Just some stuff about me.
Grapefruit Is One of the Weirdest Fruits on the Planet
Grapefruit is a mix between the pomelo—a base fruit—and a sweet orange, which itself is a hybrid of pomelo and mandarin.
The human body has mechanisms to break down stuff that ends up in the stomach. The one involved here is cytochrome P450, a group of enzymes that are tremendously important for converting various substances to inactive forms. Drugmakers factor this into their dosage formulation as they try to figure out what’s called the bioavailability of a drug, which is how much of a medication gets to your bloodstream after running the gauntlet of enzymes in your stomach.
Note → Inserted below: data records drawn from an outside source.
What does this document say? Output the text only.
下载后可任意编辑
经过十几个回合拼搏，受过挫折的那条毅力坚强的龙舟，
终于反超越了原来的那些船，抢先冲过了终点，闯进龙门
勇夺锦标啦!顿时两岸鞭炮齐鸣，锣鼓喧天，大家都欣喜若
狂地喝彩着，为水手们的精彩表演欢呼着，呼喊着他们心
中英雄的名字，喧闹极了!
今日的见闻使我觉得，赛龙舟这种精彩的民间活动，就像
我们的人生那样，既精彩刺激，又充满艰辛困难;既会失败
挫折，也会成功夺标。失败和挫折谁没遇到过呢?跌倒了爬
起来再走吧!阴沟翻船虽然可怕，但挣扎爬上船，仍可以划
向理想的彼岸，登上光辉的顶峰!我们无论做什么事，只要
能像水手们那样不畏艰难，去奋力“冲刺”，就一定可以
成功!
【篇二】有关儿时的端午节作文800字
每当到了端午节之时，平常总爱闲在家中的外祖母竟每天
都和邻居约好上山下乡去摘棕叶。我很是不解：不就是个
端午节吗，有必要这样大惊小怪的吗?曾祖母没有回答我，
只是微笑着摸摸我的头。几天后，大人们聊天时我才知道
Grapefruit has a high volume of compounds called furanocoumarins, which are designed to protect the fruit from fungal infections. When you ingest grapefruit, those furanocoumarins permanently take your cytochrome P450 enzymes offline. There’s no coming back. Grapefruit is powerful, and those cytochromes are donezo. So the body, when it encounters grapefruit, basically sighs, throws up its hands, and starts producing entirely new sets of cytochrome P450s. This can take over 12 hours.
This rather suddenly takes away one of the body’s main defense mechanisms. If you have a drug with 10 percent bioavailability, for example, the drugmakers, assuming you have intact cytochrome P450s, will prescribe you 10 times the amount of the drug you actually need, because so little will actually make it to your bloodstream. But in the presence of grapefruit, without those cytochrome P450s, you’re not getting 10 percent of that drug. You’re getting 100 percent. You’re overdosing.
Less than a single cup can be enough, and the effect doesn’t seem to change as long as you hit that minimum.
Here’s a brief and incomplete list of some of the medications that research indicates get screwed up by grapefruit:
Benzodiazepines (Xanax, Klonopin, and Valium) Amphetamines (Adderall and Ritalin) Anti-anxiety SSRIs (Zoloft and Paxil) Cholesterol-lowering statins (Lipitor and Crestor) Erectile-dysfunction drugs (Cialis and Viagra) Various over-the-counter meds (Tylenol, Allegra, and Prilosec) And about a hundred others.
This interaction, by the way, seems to affect all of the bitter citruses—the ones that inherited the telltale tang from the pomelo. Sour orange. Lime, too. But it’s unlikely that anyone would drink enough sour orange or lime juice to have this effect, given how sour it is. Grapefruit, on the other hand, is far more palatable in large doses.
there’s nothing inherently wrong with the fruit. There’s plenty of really helpful, healthy stuff in a grapefruit, especially vitamin C, which it has in spades.